Hey, Orson Welles... Are You Thinking What I'm Thinking?

Oct 15, 2020

There is a famous story about Orson Welles recording a voiceover campaign for frozen peas.

If you’re over 50 you should be familiar with it. If you’re not, check it out here and take a listen. It’s old-timey and absolutely splendid. Then, check out Pinky and The Brain - Yes, Always to hear a send-up of it which is old-timey and splendid in its own right. Serious kudos to Maurice LaMarche for his impeccable Orson Welles imitation. The episode is a half million dollar inside joke. But I digress… 

By the time Orson Welles was sitting in this infamous voice over session, he had written, directed and starred in one of the greatest movies OF ALL TIME: Citizen Kane. He had found national and international fame as the director and narrator of a 1938 adaptation of H. G. Wells' novel The War of the Worlds, which aired on the radio series The Mercury Theatre on the Air and drove our nation into widespread panic, it was so believable. He was a celebrated Shakespearean stage actor and an accomplished magician, who shared his multitudinous gifts performing in various troop variety shows during the early 20th century war years. The man was a genius and an extraordinary talent.  Again, if you’re not familiar with him and his work, get familiar. Knowledge of culturally significant people and events demands it. 

Now a lot of celebrities have done voice over through the years. Some of them are great at it. Alec Baldwin, Christine Lahti, Chris Pine, Linda Hunt, and John Hamm come to mind. And they deserve our respect for jobs well done. There are also some who are absolutely, unequivocally uninteresting and are virtually unrecognizable to anyone outside the studio in which they recorded. Those celebrities shall go unnamed.
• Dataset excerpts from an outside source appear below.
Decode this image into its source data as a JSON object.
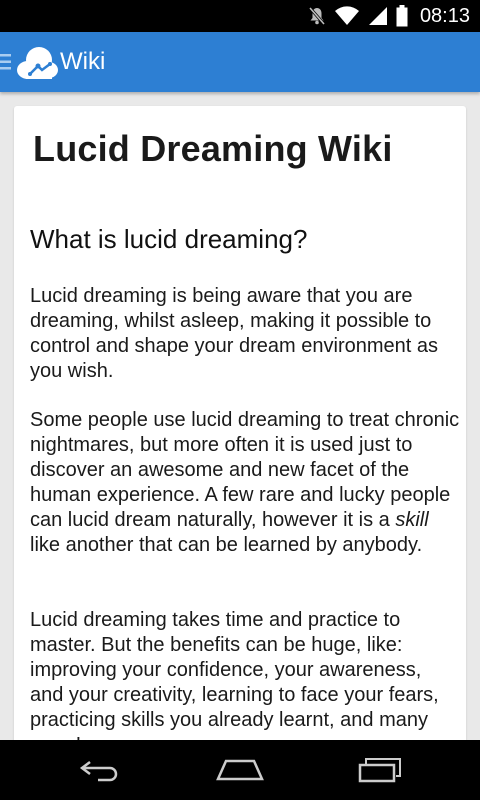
{
  "status_bar": {
    "time": "08:13",
    "icons": [
      "mute-icon",
      "wifi-icon",
      "signal-icon",
      "battery-icon"
    ]
  },
  "action_bar": {
    "title": "Wiki",
    "color": "#2d7fd3",
    "logo_icon": "cloud-logo-icon"
  },
  "article": {
    "title": "Lucid Dreaming Wiki",
    "heading": "What is lucid dreaming?",
    "p1": "Lucid dreaming is being aware that you are dreaming, whilst asleep, making it possible to control and shape your dream environment as you wish.",
    "p2_before": "Some people use lucid dreaming to treat chronic nightmares, but more often it is used just to discover an awesome and new facet of the human experience. A few rare and lucky people can lucid dream naturally, however it is a ",
    "p2_emphasis": "skill",
    "p2_after": " like another that can be learned by anybody.",
    "p3": "Lucid dreaming takes time and practice to master. But the benefits can be huge, like: improving your confidence, your awareness, and your creativity, learning to face your fears, practicing skills you already learnt, and many more!"
  },
  "nav_bar": {
    "buttons": [
      "back-icon",
      "home-icon",
      "recents-icon"
    ]
  }
}
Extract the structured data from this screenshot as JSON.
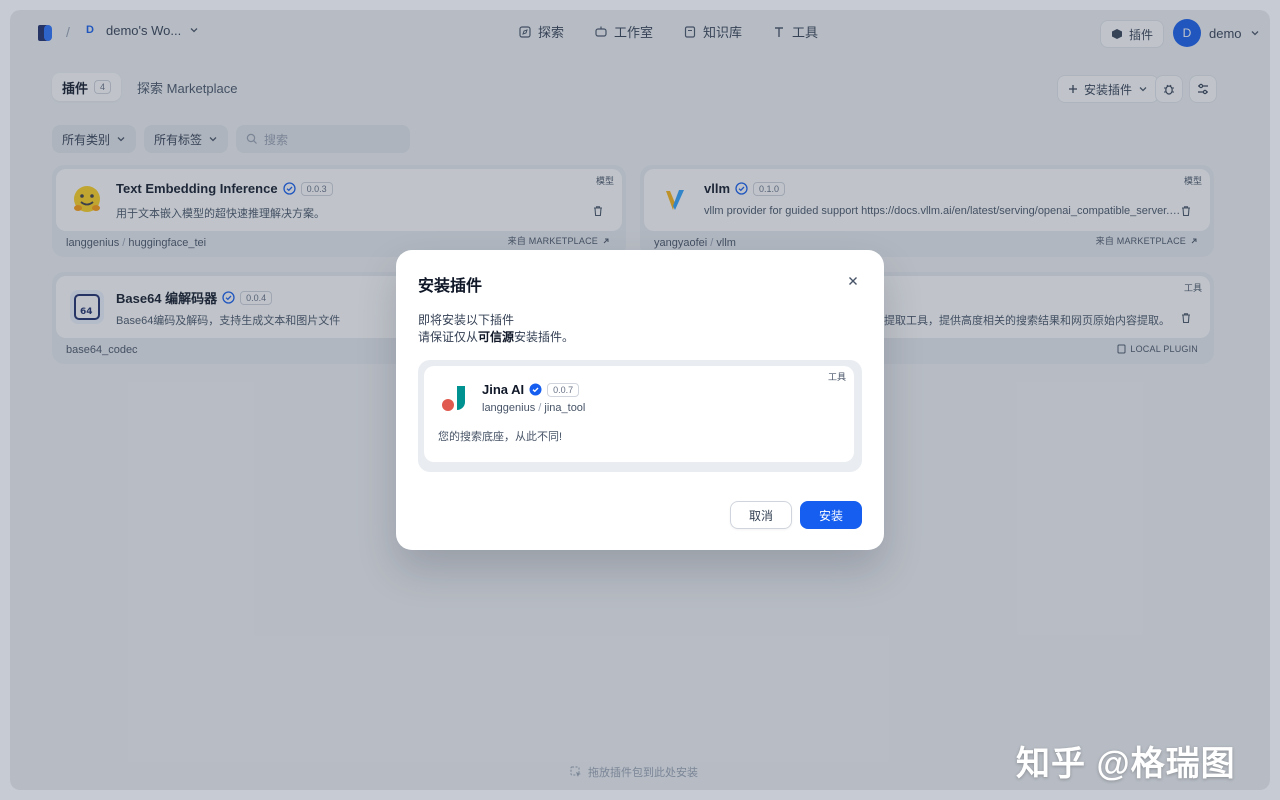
{
  "colors": {
    "accent": "#155eef",
    "verified": "#155eef"
  },
  "header": {
    "workspace_initial": "D",
    "workspace_name": "demo's Wo...",
    "nav": [
      {
        "label": "探索",
        "icon": "explore-icon"
      },
      {
        "label": "工作室",
        "icon": "studio-icon"
      },
      {
        "label": "知识库",
        "icon": "knowledge-icon"
      },
      {
        "label": "工具",
        "icon": "tools-icon"
      }
    ],
    "plugin_label": "插件",
    "user_initial": "D",
    "user_name": "demo"
  },
  "toolbar": {
    "tab_plugins": "插件",
    "tab_plugins_count": "4",
    "tab_marketplace": "探索 Marketplace",
    "install_label": "安装插件",
    "filter_category": "所有类别",
    "filter_tags": "所有标签",
    "search_placeholder": "搜索"
  },
  "cards": [
    {
      "title": "Text Embedding Inference",
      "version": "0.0.3",
      "desc": "用于文本嵌入模型的超快速推理解决方案。",
      "badge": "模型",
      "org": "langgenius",
      "name": "huggingface_tei",
      "source": "来自 MARKETPLACE"
    },
    {
      "title": "vllm",
      "version": "0.1.0",
      "desc": "vllm provider for guided support https://docs.vllm.ai/en/latest/serving/openai_compatible_server.html",
      "badge": "模型",
      "org": "yangyaofei",
      "name": "vllm",
      "source": "来自 MARKETPLACE"
    },
    {
      "title": "Base64 编解码器",
      "version": "0.0.4",
      "desc": "Base64编码及解码，支持生成文本和图片文件",
      "badge": "",
      "org": "base64_codec",
      "name": "",
      "source": ""
    },
    {
      "title": "",
      "version": "",
      "desc": "提取工具，提供高度相关的搜索结果和网页原始内容提取。",
      "badge": "工具",
      "org": "",
      "name": "",
      "source": "LOCAL PLUGIN"
    }
  ],
  "drop_hint": "拖放插件包到此处安装",
  "modal": {
    "title": "安装插件",
    "line1": "即将安装以下插件",
    "line2_pre": "请保证仅从",
    "line2_bold": "可信源",
    "line2_post": "安装插件。",
    "plugin": {
      "title": "Jina AI",
      "version": "0.0.7",
      "org": "langgenius",
      "name": "jina_tool",
      "desc": "您的搜索底座，从此不同!",
      "badge": "工具"
    },
    "cancel": "取消",
    "install": "安装"
  },
  "watermark": "知乎 @格瑞图"
}
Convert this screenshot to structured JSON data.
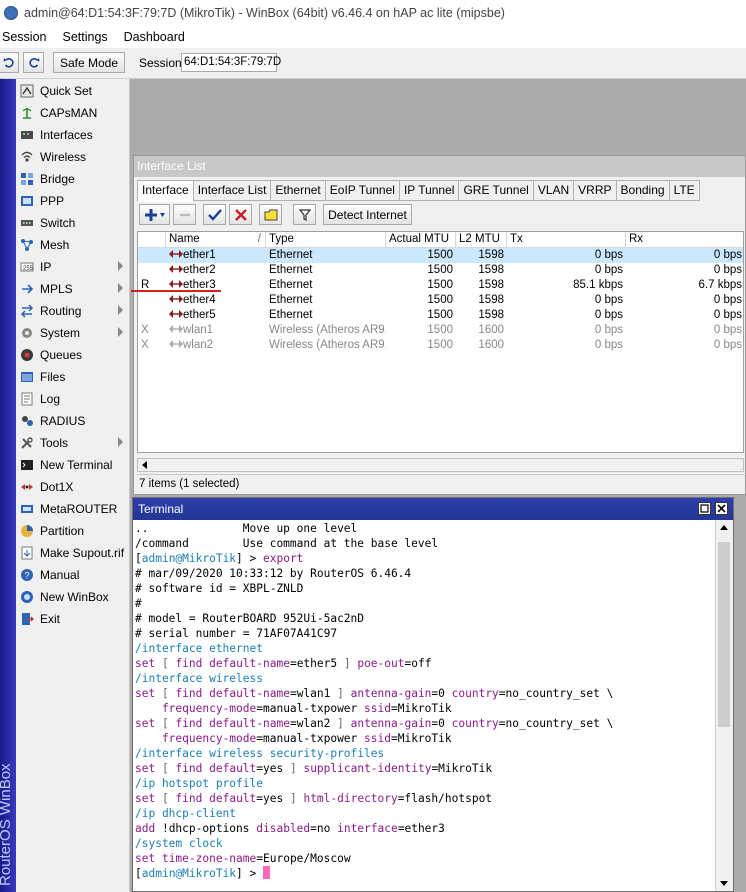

But it was not just Orson Welles’ celebrity that demanded respect in the studio that fateful day in London, it was his genius; his gift for, his love and knowledge of language. The writers and the director on that session knew a whole lot less about the intricacies and nuances of the English language than Orson Welles. But while they were feigning to treat him with kid glove respect, they were disrespecting his vast, vast knowledge and overlooking some plain ol’ common sense about how emphasis in sentence structure works. They were the ones trying to show off, and man howdy did they get their hands slapped. Mr. Welles, if you’re listening, I applaud you. 

I’m the daughter of an English grammar teacher. I am a poet and writer of little non-fiction things. I love the English Language like I birthed Her myself. Still, I ain’t no Orson Welles. I ain’t no celebrity. And I know who butters my bread. Now, will I rewrite audition copy when a paragraph is unintelligible? Yep. I did that just yesterday. Because #daughterofenglishgrammarteacher. Because recording what makes sense actually makes the writer look better, and also gives them a nudge to tighten things up. Do I risk having to record the audition again? Yes. But I can live with that. Do some writers drive me crazy with their less than perfect scripts and their confusing interpretations when they’re directing me in a live session? You betcha. And on occasion, if the temperature in the room feels right, I might make a careful suggestion and disguise it as their idea. Because that’s what blue collar, day player vo actors like me do. We make the client look good, and we surrender if we must. That's the whole knowing-who-butters-your-bread thing. You can bet if I had been the talent in that London session for frozen peas all those years ago, the director would have gotten my best fifty takes of  “IN July.”